Женька быстро прячет ладони в карманы широкой белой толстовки и прижимается лбом к холодному стеклу. Окно сразу же покрывается пленкой бледного тумана от горячего дыхания. После пламенной речи у нее горят щеки, и жар расходится по телу болезненными волнами, ощутимо заполняя организм бессилием и усталостью.

– Знаешь, Васнецова, я тоже не на курорте был… – отправляет окурок в хрустальную пепельницу. По-мазохистски прокручивает в голове ее слова снова и снова. К горлу подступает неприятная горечь. Он же не знал… Она не говорила ничего, даже злилась, когда он пытался ее расспросить об ее зарубежной жизни.

А ты сам, дурак, будто не догадывался, что ей плохо в чужой стране.

– Тебе чай или кофе сделать?

Она неопределенно пожимает плечами. Ей ничего не хочется. Вот уже полтора года она не может понять, что же такое важное надломилось в ней, какая ниточка оборвалась, вычеркнув напрочь всю жизненную определенность. Будто когда-то был целостный кубик, но, по нелепой случайности, он разлетелся на множество маленьких частиц. Конечно, его попытались склеить обратно, но вышло так себе. От первоначального варианта, по удивительному стечению обстоятельств, осталась красивая оболочка, но внутри все было разбито.

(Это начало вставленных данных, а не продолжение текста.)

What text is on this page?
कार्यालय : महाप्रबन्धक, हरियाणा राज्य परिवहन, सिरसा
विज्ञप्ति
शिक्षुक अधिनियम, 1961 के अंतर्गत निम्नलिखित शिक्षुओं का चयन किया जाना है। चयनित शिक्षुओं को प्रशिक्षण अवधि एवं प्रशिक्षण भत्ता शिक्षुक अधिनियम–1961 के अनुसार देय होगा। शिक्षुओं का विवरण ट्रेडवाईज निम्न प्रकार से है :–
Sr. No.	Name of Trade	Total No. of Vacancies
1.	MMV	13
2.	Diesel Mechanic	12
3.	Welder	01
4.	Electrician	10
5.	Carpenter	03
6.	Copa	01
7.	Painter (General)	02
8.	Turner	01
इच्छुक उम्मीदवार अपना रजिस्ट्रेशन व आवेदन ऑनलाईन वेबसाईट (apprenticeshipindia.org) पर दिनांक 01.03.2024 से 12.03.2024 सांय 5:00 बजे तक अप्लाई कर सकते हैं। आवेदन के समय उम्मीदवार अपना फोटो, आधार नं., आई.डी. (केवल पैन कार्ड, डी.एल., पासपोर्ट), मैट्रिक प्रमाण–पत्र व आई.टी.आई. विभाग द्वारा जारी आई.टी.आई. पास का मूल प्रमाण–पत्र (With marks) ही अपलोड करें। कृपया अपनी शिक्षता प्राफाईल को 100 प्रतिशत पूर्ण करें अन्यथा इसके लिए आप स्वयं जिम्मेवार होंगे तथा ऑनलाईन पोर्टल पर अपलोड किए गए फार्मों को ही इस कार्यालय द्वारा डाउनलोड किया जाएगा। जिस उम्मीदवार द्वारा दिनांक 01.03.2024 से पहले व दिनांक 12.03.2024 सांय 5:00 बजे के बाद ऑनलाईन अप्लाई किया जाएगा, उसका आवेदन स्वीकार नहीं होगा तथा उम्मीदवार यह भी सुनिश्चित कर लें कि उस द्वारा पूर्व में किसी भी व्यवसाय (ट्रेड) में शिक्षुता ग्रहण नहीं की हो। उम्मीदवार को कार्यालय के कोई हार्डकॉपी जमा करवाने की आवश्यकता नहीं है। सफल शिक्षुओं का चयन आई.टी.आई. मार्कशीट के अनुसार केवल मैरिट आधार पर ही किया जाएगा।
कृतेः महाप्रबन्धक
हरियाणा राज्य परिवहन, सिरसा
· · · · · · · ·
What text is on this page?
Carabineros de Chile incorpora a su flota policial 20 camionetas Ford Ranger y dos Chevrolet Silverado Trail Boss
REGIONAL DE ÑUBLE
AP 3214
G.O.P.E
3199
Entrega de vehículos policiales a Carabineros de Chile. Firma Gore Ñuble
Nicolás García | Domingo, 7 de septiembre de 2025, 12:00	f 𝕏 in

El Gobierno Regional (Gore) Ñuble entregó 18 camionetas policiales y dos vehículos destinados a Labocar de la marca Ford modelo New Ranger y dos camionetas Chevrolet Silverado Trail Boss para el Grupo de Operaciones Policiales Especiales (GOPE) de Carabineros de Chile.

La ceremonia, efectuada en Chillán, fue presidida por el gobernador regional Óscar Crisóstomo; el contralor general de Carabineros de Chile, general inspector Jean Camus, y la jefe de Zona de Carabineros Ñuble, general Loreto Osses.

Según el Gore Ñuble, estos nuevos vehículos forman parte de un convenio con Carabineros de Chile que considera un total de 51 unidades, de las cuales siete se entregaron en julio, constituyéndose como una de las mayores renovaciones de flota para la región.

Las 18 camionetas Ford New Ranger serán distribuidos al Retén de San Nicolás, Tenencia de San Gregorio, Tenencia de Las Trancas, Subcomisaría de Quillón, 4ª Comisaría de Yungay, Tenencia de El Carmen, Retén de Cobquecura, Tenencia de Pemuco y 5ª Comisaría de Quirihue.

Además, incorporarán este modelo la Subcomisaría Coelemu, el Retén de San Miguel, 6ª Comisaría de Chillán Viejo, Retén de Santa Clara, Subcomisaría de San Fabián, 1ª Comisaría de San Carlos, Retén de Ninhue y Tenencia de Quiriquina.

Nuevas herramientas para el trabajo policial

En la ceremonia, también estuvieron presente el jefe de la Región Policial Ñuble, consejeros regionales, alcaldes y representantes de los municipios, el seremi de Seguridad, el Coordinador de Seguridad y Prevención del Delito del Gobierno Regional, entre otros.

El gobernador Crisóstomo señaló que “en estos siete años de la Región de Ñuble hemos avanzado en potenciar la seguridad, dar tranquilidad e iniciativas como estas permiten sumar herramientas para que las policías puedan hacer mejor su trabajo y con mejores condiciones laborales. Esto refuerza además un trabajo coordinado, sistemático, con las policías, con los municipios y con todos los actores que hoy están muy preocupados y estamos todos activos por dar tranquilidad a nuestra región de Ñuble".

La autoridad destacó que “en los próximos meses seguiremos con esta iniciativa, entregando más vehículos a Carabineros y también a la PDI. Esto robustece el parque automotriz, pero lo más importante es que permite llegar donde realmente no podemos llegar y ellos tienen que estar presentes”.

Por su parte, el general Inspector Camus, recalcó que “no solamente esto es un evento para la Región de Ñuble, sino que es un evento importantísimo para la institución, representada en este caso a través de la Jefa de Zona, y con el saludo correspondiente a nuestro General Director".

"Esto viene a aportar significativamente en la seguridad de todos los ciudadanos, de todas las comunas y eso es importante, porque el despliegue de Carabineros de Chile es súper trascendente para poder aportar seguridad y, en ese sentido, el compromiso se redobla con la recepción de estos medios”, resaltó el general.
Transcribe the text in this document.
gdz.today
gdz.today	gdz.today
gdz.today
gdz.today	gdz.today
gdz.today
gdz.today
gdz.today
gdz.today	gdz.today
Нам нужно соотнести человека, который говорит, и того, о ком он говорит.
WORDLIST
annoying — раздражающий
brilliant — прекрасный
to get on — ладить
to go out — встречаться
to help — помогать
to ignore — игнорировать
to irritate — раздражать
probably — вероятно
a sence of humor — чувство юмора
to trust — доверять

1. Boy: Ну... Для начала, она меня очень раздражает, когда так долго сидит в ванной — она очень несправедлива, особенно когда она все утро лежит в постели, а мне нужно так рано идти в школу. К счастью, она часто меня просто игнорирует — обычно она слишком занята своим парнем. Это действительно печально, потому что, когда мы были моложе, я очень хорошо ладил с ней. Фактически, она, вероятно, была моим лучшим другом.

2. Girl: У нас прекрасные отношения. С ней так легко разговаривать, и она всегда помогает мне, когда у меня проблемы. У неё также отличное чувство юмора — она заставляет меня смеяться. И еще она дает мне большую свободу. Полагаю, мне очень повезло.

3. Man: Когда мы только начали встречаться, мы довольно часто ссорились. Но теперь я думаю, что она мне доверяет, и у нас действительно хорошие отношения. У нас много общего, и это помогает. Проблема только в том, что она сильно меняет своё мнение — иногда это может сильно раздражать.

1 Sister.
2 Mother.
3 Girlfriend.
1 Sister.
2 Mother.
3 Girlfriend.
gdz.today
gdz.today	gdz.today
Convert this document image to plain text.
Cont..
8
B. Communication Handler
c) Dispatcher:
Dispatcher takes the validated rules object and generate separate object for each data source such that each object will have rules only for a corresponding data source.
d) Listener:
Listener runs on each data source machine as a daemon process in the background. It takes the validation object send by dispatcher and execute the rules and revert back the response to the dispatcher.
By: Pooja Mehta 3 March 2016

Денис подходит к кухонным полкам и достает запечатанную пачку черного чая с бергамотом. Однажды, совершенно случайно, закинул его в корзину с продуктами, не подумав, что без Женьки его пить никогда не будет. Лишь потом сообразил и теперь держал упаковку на кухне «на всякий случай». Даже не думал, что когда-нибудь пригодится. Положил по пакетику в две одинаково пузатые кружки и залил кипятком. Оставалось только ждать.

Васнецова по-прежнему глядела в окно, выходящее во двор. Снег сошел лишь местами, показывая то тут, то там кусочки асфальтированных дорожек, но в целом – все было печально. Серое небо, голые деревья, одинокая детская площадка перед домом. Март был унылым, и настроение соответствующим.

Единственное, что радовало Женьку, это увеличение светового дня. С некоторых пор, бесстрашная спортсменка перестала любить ночь. Она всегда ассоциировалась с темнотой, которая так не нравилась Васнецовой и угнетала ее. Чем дольше длилась ночь, тем сильнее девушка ждала рассвета.

Из приоткрытой форточки потянуло сквозняком. Низкое небо обрушилось на землю чем-то средним между снегом и дождем. Женя проводила пальцем по запотевшему стеклу первую каплю, неровной дорожкой сползшую к оконной раме.

Она все это время отчаянно скучала по Воронцову. Ждала от него каких-то решительных действий. Наверное, даже где-то далеко в глубине души до сих пор ждет. Только вероятность того, что им это надо, так чертовски мала.

Женя невольно вздрагивает, когда голос Дениса выводит ее из размышлений:

– Закрывай форточку и иди чай пить.

Васнецова прикрывает створку окна, спускает ноги с подоконника и наблюдает за кудрявым брюнетом. Он достает пакетики из кружек и выуживает из недр кухонных шкафчиков сладости. В груди слабо жжет такое давно забытое чувство-воспоминание, от которого невольно сжимается горло и завязывается узел в груди.

Однажды она точно так же сидела на кухне в квартире бабушки, свесив ноги с подоконника, и смотрела, как Воронцов безуспешно пытался сообразить ужин. Тихо напевал какую-то зарубежную песню. Женька всегда замирала при звуке его голоса, но, чтобы этого не выдать, привычно бросала едкие комментарии по поводу его музыкальных и кулинарных способностей. Вторые, в отличие от первых, действительно, были так себе.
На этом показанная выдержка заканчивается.